Por eso quieren que el niño sea una imagen de su ideal y, sin darse cuenta,
pueden ejercer una presión inconsciente sobre sus hijos, pidiéndoles que
respondan a esta imagen. El hijo, para buscar la aprobación y el amor paterno,
aceptará esta exigencia y dejará de ser él mismo. La psicoanalista Alice Miller, habla de la verdad olvidada, el ser auténtico
que se ve reprimido para poder encarnar ese modelo que satisface a los padres.

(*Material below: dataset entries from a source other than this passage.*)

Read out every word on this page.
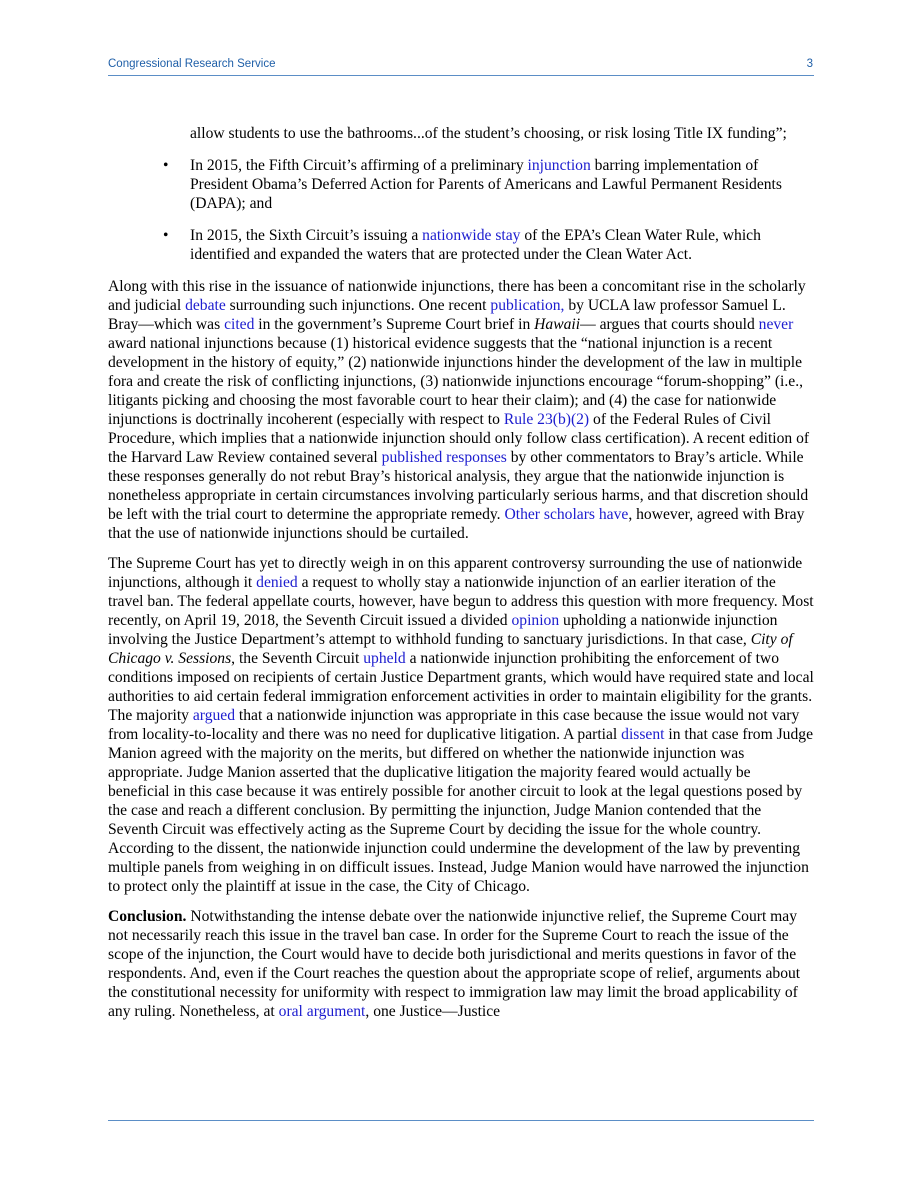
Congressional Research Service	3
allow students to use the bathrooms...of the student’s choosing, or risk losing Title IX funding”;
• In 2015, the Fifth Circuit’s affirming of a preliminary injunction barring implementation of President Obama’s Deferred Action for Parents of Americans and Lawful Permanent Residents (DAPA); and
• In 2015, the Sixth Circuit’s issuing a nationwide stay of the EPA’s Clean Water Rule, which identified and expanded the waters that are protected under the Clean Water Act.

Along with this rise in the issuance of nationwide injunctions, there has been a concomitant rise in the scholarly and judicial debate surrounding such injunctions. One recent publication, by UCLA law professor Samuel L. Bray—which was cited in the government’s Supreme Court brief in Hawaii— argues that courts should never award national injunctions because (1) historical evidence suggests that the “national injunction is a recent development in the history of equity,” (2) nationwide injunctions hinder the development of the law in multiple fora and create the risk of conflicting injunctions, (3) nationwide injunctions encourage “forum-shopping” (i.e., litigants picking and choosing the most favorable court to hear their claim); and (4) the case for nationwide injunctions is doctrinally incoherent (especially with respect to Rule 23(b)(2) of the Federal Rules of Civil Procedure, which implies that a nationwide injunction should only follow class certification). A recent edition of the Harvard Law Review contained several published responses by other commentators to Bray’s article. While these responses generally do not rebut Bray’s historical analysis, they argue that the nationwide injunction is nonetheless appropriate in certain circumstances involving particularly serious harms, and that discretion should be left with the trial court to determine the appropriate remedy. Other scholars have, however, agreed with Bray that the use of nationwide injunctions should be curtailed.

The Supreme Court has yet to directly weigh in on this apparent controversy surrounding the use of nationwide injunctions, although it denied a request to wholly stay a nationwide injunction of an earlier iteration of the travel ban. The federal appellate courts, however, have begun to address this question with more frequency. Most recently, on April 19, 2018, the Seventh Circuit issued a divided opinion upholding a nationwide injunction involving the Justice Department’s attempt to withhold funding to sanctuary jurisdictions. In that case, City of Chicago v. Sessions, the Seventh Circuit upheld a nationwide injunction prohibiting the enforcement of two conditions imposed on recipients of certain Justice Department grants, which would have required state and local authorities to aid certain federal immigration enforcement activities in order to maintain eligibility for the grants. The majority argued that a nationwide injunction was appropriate in this case because the issue would not vary from locality-to-locality and there was no need for duplicative litigation. A partial dissent in that case from Judge Manion agreed with the majority on the merits, but differed on whether the nationwide injunction was appropriate. Judge Manion asserted that the duplicative litigation the majority feared would actually be beneficial in this case because it was entirely possible for another circuit to look at the legal questions posed by the case and reach a different conclusion. By permitting the injunction, Judge Manion contended that the Seventh Circuit was effectively acting as the Supreme Court by deciding the issue for the whole country. According to the dissent, the nationwide injunction could undermine the development of the law by preventing multiple panels from weighing in on difficult issues. Instead, Judge Manion would have narrowed the injunction to protect only the plaintiff at issue in the case, the City of Chicago.

Conclusion. Notwithstanding the intense debate over the nationwide injunctive relief, the Supreme Court may not necessarily reach this issue in the travel ban case. In order for the Supreme Court to reach the issue of the scope of the injunction, the Court would have to decide both jurisdictional and merits questions in favor of the respondents. And, even if the Court reaches the question about the appropriate scope of relief, arguments about the constitutional necessity for uniformity with respect to immigration law may limit the broad applicability of any ruling. Nonetheless, at oral argument, one Justice—Justice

Cuando el niño llegue a ser adulto, repetirá la historia con sus propios hijos
o con las personas que dependan de él. Esperará que colmen sus expectativas y
se sentirá traicionado si no es así. También sentirá un vacío y una angustia interior
porque no acaba de sentirse bien consigo mismo. Este vacío se llenará con
cualquier tipo de actividad o sustancia, a veces dañina: ya sea una conducta
compulsiva, una droga o una persona que quizás le maltrate. Por otra parte,
puede ser que los hijos se reboten y rechacen adecuarse al modelo que les
imponen los padres. ¡Entonces saltarán las chispas en el ámbito familiar! Cuando
la situación llegue a ser muy dolorosa, el hijo o el padre verán la necesidad
de buscar ayuda. Si encuentran un buen terapeuta o un amigo sincero quizás
podrán desentrañar el drama de su infancia y reencontrarse ambos con su yo
auténtico, reenfocando su vida y comenzando a vivir con autenticidad.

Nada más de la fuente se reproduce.